Vatican Radio reported the Pope’s “unscripted enthusiasm” for the performance. “You are champions of beauty,” he told the circus folk. “You make beauty, and beauty is good for the soul … Beauty brings us closer to God, but behind this spectacle of beauty, how many hours of training there are! Go forward, keep it up!”

But not everyone shared Francis’s enthusiasm. The performers skin-tight costumes and the giant eyeballs that covered the breasts of some of the female acrobats raised eyebrows in Britain and America. LifeSiteNews.com reported that female performers “dressed as cats … did the splits and danced to cheesy music”. In response to the performance, one Twitter user wrote: “I am a married man and this picture is harmful to my state of grace.” Another decried the performance as a “mockery of the Chair of St Peter” (the performance took place on the feast of the Chair of St Peter). And the reporter for LifeSiteNews.com commented that the circus performance seemed “like a strange way to commemorate a Catholic feast day dedicated to the Pope’s authority and sacred duties”.

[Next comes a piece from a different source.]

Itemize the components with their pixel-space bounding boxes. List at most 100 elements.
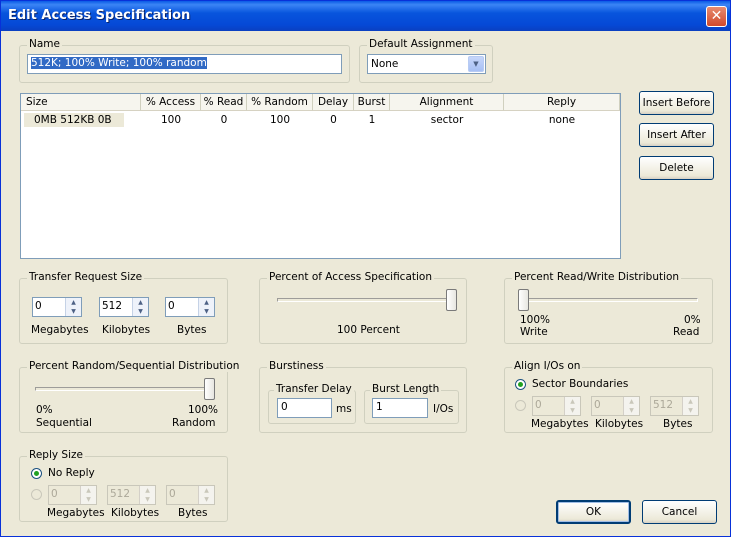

But Pope Francis likes the circus. During another performance in 2016, Francis cradled a lion cub, and that same year he arranged for 1,000 refugees, prisoners on parole and homeless people to attend a circus staged on the outskirts of Rome. And if recent history is any indication, he’s not the only papal fan of circus acts. Pope St John Paul II and Benedict XVI also welcomed circus performers to the Vatican. Even saints have got in on the act.

For decades acrobats, jugglers, magicians and other circus people have venerated St John Bosco as their patron. Time and again they have petitioned the Vatican to make it official, with a formal pronouncement by the pope naming Don Bosco (as he is popularly known) as the patron saint of circus performers. In 2002 Fr Silvio Mantelli, a priest and amateur magician, took the circus people’s case directly to John Paul II. As a gentle reminder of what he and his friends hoped for, Fr Mantelli presented the pontiff with a magic wand. It didn’t do the trick. Generally speaking, Rome is satisfied with letting the faithful adopt saints as their particular patrons. Only rarely will the pope make such a declaration formally.

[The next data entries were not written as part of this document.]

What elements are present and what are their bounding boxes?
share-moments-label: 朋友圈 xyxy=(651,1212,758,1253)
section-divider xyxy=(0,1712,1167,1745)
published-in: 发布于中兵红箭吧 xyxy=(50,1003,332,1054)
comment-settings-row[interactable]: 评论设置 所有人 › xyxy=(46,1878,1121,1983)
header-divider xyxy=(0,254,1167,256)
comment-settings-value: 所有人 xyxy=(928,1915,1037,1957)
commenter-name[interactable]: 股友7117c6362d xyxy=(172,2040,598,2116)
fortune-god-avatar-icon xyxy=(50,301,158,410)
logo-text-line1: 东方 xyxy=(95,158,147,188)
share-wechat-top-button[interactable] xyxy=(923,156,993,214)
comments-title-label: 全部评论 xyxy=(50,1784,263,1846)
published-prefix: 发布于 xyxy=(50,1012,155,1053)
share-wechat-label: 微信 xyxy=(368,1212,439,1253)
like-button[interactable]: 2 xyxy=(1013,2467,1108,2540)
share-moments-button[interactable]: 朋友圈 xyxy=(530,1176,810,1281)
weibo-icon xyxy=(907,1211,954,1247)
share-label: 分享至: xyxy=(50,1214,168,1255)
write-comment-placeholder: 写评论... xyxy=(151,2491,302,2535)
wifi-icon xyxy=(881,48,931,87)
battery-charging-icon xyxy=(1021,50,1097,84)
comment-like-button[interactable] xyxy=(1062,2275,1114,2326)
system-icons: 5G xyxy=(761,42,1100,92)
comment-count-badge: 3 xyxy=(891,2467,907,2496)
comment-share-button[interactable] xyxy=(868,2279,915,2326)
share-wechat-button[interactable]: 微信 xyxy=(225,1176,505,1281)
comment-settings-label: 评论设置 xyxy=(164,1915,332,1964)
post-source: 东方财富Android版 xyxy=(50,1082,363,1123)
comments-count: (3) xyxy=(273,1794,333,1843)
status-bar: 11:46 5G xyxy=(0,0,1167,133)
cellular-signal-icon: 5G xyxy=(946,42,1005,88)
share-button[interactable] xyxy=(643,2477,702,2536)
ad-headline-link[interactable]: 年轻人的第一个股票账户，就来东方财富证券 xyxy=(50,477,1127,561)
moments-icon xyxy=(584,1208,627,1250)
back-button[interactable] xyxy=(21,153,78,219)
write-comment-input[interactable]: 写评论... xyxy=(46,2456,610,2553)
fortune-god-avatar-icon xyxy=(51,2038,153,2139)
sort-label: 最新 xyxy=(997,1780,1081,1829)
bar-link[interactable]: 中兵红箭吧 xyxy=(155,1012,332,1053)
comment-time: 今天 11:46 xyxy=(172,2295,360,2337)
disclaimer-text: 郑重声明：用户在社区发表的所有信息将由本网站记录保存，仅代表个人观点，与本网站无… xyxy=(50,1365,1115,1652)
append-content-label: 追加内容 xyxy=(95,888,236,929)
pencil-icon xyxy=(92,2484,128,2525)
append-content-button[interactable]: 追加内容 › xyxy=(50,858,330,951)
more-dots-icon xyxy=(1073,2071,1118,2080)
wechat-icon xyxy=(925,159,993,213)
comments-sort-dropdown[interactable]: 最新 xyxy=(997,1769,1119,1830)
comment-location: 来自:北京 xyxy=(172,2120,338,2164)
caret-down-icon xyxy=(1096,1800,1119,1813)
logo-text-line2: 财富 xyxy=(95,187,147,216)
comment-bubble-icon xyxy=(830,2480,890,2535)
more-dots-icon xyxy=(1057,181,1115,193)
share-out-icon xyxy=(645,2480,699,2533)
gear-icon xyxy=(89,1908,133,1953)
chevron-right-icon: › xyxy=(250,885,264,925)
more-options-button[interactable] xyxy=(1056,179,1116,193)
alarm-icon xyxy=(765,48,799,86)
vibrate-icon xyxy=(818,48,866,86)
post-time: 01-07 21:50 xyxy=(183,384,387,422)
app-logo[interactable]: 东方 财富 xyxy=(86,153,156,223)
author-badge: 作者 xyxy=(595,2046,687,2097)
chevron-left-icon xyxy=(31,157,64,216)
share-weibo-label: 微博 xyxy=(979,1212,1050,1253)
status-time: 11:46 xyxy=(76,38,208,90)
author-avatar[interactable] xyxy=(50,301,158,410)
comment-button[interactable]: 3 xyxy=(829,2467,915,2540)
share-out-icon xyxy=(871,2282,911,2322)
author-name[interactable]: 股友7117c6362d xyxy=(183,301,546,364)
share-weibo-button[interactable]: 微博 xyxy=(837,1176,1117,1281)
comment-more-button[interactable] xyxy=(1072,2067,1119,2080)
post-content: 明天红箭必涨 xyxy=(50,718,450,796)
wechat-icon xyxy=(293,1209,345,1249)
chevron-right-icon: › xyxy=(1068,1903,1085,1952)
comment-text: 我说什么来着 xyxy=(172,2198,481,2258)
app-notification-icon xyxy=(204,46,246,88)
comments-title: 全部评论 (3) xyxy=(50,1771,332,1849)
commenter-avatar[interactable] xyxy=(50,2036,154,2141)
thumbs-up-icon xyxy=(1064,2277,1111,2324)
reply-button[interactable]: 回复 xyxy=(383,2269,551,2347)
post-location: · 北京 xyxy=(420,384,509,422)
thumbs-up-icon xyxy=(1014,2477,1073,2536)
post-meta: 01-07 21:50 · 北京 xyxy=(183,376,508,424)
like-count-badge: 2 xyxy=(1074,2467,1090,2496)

John Bosco was the youngest son of a family of peasants who worked the fields outside the city of Turin in northern Italy. He was a bright, athletic boy with an engaging personality. Once, a small travelling circus pitched its tent near the Bosco family’s farm. After just one performance John was mesmerised by the skill and agility of the jugglers and acrobats. For the handful of days the circus remained in the area John spent all his spare time with the performers. They liked the boy, taught him a few tricks, and when he proved that he had talent, they showed him some of their more sophisticated techniques.